The CHAP protocol is basically the only authentication mechanism that is supported by iSCSI vendors. The protocol allows for other mechanisms like Kerberos. The CHAP protocol is not a protocol know for its strong security on shared networks. The CHAP protocol is vulnerable to dictionary attacks, spoofing, or reflection attacks. Because the security issues with CHAP are well known, the RFC even mentions ways to deal with the limitations of CHAP (

While IPSec could stop or reduce most of the security issues outlined above, it is hard to implement and manage. Therefor not many administrators will feel the need to use it. It should not only be possible to make a secure network, it should also be made easy.

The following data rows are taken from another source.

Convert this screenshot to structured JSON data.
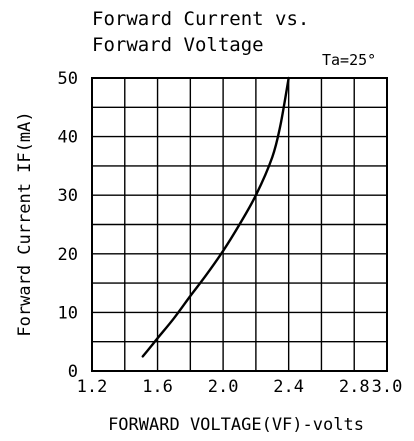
{
  "chart_data": {
    "type": "line",
    "title_line1": "Forward Current vs.",
    "title_line2": "Forward Voltage",
    "condition": "Ta=25°",
    "xlabel": "FORWARD VOLTAGE(VF)-volts",
    "ylabel": "Forward Current IF(mA)",
    "xlim": [
      1.2,
      3.0
    ],
    "ylim": [
      0,
      50
    ],
    "x_ticks": [
      "1.2",
      "1.6",
      "2.0",
      "2.4",
      "2.8",
      "3.0"
    ],
    "x_tick_values": [
      1.2,
      1.6,
      2.0,
      2.4,
      2.8,
      3.0
    ],
    "y_ticks": [
      "0",
      "10",
      "20",
      "30",
      "40",
      "50"
    ],
    "y_tick_values": [
      0,
      10,
      20,
      30,
      40,
      50
    ],
    "grid": true,
    "x_grid_step": 0.2,
    "y_grid_step": 5,
    "series": [
      {
        "x": [
          1.51,
          1.56,
          1.6,
          1.7,
          1.8,
          1.9,
          2.0,
          2.1,
          2.2,
          2.3,
          2.35,
          2.4
        ],
        "y": [
          2.5,
          4.2,
          5.6,
          9.0,
          12.8,
          16.5,
          20.5,
          25.0,
          30.0,
          36.5,
          42.0,
          50.0
        ]
      }
    ]
  }
}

To reduce the risk, and make your iSCSI network as safe as possible, you should do the following:

  • Enable mutual (incoming/outgoing) authentication
  • Follow advice to secure CHAP
  • Enable CRC checksums
  • Do not only rely on iQN for authorization
  • Enable IPSec (if performance allows it)

Also vendors/distributors should enable authentication by default, and add other authentication mechanisms to the iSCSI target and initiator software.